Side by side, these words might seem peculiar or even a paradox. The Puritans of 17th-century England and 18th-century New England were best known for their religious zeal, moral conservatism, and political and social reform. Faust was a 19th-century German poetic drama by Wolfgang von Goethe - based on a 16th-century professor with a reputation for shrewdness - about a scholar who outwits the devil by exchanging his soul for knowledge, and then uses that knowledge to convince the devil to break the contract and let him keep his soul.
As experienced business lawyers, Puritan Faust's attorneys find themselves with one foot in each world. The motivations of traditional legal counsel (thoroughness, protection, and caution) often clash with those of business executives (responsiveness, practicality, and high-yield risk). Puritan Faust champions a new model in business law. In order to properly serve a business market, an attorney must apply legal expertise in a way that coincides with the brisk, progressive pace of the corporate environment. Tradition for tradition's sake has no place in that environment -- neither does esoteric arrogance or technophobia.

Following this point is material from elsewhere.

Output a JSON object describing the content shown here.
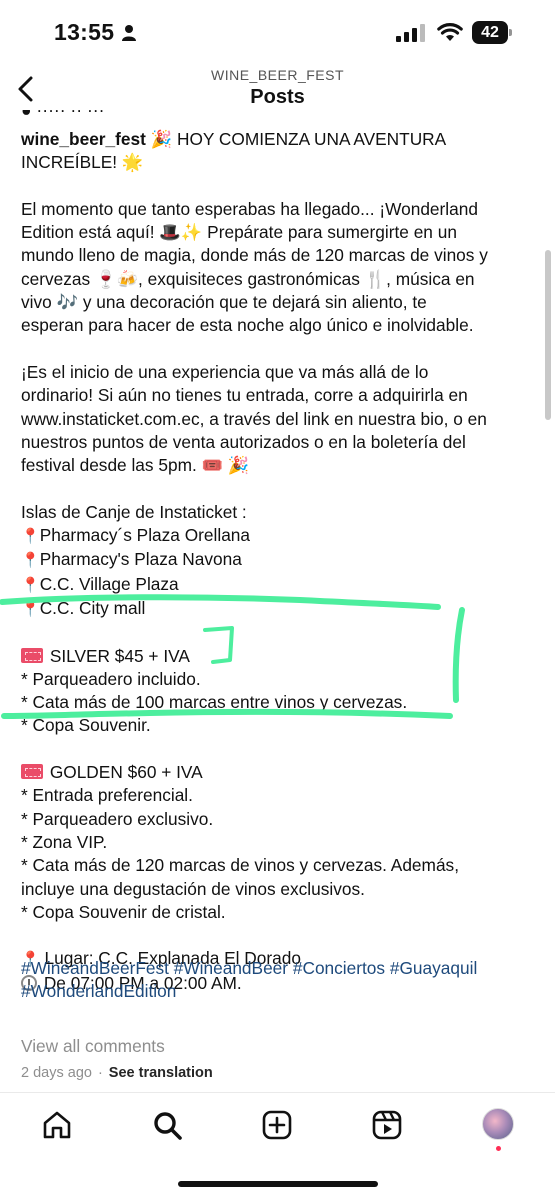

Puritan Faust believes many of the larger, more traditional law firms forgot their lifeblood is meeting the practical needs of their customers. Since Puritan Faust's attorneys have served as both business executives and in-house counsel for corporations, they understand how to be an effective part of that environment rather than a hindrance or a dreaded necessity.
Puritan Faust's logos achieve harmony in combining black with white, just as its attorneys pride themselves on balancing competing factors, thereby providing a unique new service to clients: fast, practical legal advice you can use now, and the security of knowing this advice protects your business.
"Turn him to any cause of policy, the Gordian Knot of it he will unloose."